Dr. Jeffrey Robinson has counseled individuals who experience unwanted same-sex attraction for 30 years and knows that change, while difficult, is possible. Dr. Robinson uses a “context specific” approach where “’overcoming’ same-sex attraction consists of changing the context in which it is experienced and interpreted, not in the complete elimination of the ability to be aroused by other men.” Just like therapy for any challenge or condition, change is not guaranteed. However, Dr. Robinson has “seen many men do it and move on with lives that are filled with happiness and joy, but it is not easy. It is a difficult trial.”
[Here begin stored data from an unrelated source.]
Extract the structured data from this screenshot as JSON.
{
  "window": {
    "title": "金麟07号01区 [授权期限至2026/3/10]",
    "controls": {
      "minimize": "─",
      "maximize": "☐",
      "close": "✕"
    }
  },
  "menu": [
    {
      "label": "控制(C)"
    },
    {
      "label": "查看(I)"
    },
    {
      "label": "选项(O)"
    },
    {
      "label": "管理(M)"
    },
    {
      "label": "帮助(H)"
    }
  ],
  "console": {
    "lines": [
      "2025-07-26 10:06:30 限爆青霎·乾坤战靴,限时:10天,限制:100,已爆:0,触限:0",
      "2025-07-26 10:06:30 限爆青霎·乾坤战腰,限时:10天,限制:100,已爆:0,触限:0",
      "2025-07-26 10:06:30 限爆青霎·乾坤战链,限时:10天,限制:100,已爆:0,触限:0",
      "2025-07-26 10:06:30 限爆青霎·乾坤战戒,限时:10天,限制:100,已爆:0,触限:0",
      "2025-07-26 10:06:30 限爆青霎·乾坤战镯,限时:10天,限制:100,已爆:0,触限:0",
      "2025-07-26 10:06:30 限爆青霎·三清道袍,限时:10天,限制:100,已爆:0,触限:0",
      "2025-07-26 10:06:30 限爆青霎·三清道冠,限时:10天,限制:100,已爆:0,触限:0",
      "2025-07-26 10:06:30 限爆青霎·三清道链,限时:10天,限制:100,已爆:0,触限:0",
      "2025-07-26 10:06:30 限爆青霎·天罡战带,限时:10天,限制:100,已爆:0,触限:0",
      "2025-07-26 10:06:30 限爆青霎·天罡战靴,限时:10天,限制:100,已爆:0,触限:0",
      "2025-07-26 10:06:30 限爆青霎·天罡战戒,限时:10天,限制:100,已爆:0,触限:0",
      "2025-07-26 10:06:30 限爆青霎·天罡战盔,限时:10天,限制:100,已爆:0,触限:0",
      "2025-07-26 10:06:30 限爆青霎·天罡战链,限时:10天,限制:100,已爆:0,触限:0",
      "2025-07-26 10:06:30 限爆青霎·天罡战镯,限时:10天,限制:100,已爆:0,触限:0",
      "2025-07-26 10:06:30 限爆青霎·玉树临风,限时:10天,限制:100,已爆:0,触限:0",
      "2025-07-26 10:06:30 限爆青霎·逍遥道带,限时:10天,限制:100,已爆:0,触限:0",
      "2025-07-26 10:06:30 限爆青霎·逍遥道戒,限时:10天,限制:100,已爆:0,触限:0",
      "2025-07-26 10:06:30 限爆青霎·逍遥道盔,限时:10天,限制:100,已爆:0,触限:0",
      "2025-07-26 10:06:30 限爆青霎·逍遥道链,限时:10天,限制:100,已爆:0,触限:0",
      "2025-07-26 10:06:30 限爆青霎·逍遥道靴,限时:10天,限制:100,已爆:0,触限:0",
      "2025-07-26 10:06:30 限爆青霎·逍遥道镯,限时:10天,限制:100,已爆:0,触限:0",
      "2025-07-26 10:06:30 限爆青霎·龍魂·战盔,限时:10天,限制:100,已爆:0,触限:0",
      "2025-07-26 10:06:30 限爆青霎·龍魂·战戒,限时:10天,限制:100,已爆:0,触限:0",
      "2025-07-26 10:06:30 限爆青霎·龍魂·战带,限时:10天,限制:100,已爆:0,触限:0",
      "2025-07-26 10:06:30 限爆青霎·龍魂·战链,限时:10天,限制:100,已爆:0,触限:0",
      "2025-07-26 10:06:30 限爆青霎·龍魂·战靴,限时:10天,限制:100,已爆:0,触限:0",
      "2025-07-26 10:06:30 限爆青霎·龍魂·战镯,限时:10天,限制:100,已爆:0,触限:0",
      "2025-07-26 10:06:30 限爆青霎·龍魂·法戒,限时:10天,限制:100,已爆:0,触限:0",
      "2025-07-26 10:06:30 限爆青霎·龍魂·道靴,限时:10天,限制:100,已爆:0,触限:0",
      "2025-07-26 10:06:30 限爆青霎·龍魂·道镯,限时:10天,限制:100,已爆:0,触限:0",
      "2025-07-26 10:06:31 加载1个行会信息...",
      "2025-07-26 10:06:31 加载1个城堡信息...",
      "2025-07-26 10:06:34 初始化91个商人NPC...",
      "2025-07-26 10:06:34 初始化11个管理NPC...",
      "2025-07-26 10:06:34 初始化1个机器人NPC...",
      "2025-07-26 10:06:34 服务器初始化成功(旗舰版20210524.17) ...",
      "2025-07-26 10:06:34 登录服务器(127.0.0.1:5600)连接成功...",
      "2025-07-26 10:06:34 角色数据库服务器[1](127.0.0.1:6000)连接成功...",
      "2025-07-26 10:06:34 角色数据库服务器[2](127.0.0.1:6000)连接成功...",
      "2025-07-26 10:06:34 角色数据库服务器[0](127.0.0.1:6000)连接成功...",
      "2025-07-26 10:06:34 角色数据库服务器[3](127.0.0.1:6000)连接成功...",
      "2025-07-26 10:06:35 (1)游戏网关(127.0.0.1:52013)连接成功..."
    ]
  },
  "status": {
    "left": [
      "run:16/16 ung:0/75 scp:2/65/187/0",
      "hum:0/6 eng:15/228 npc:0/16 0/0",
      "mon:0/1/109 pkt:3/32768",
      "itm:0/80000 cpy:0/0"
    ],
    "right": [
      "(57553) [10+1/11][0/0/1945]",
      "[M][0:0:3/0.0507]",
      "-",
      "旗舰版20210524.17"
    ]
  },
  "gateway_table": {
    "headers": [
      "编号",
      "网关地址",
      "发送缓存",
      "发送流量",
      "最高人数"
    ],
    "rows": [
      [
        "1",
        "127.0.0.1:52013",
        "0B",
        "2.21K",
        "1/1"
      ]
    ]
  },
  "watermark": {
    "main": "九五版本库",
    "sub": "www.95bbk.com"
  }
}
As a society, we should be past the point of withholding approval to create dogmatic compliance. The miracle of this age of freedom is the ability we each have to chart our own course. Not everyone who pursues therapy to reduce or eliminate same-sex attraction will be successful, but we can’t ignore the hundreds of stories of individuals who have found success and are willing to brave the abusive comments of detractors by sharing their stories. Likewise, therapy must be a personal choice and free of coercion for any person experiencing same-sex attraction.
It is time our culture acknowledges the experience of those who have successfully changed their feelings of same-sex attraction and embrace an inclusivity free from a stifling political correctness that vilifies those who choose alternate paths to wholeness. If society really cares for those who identify as LGBT, it will honor the right to choose ethical therapy to address unwanted same-sex attraction and will not shut out those voices nor make access to such therapies illegal. As a country, we are so much better than that.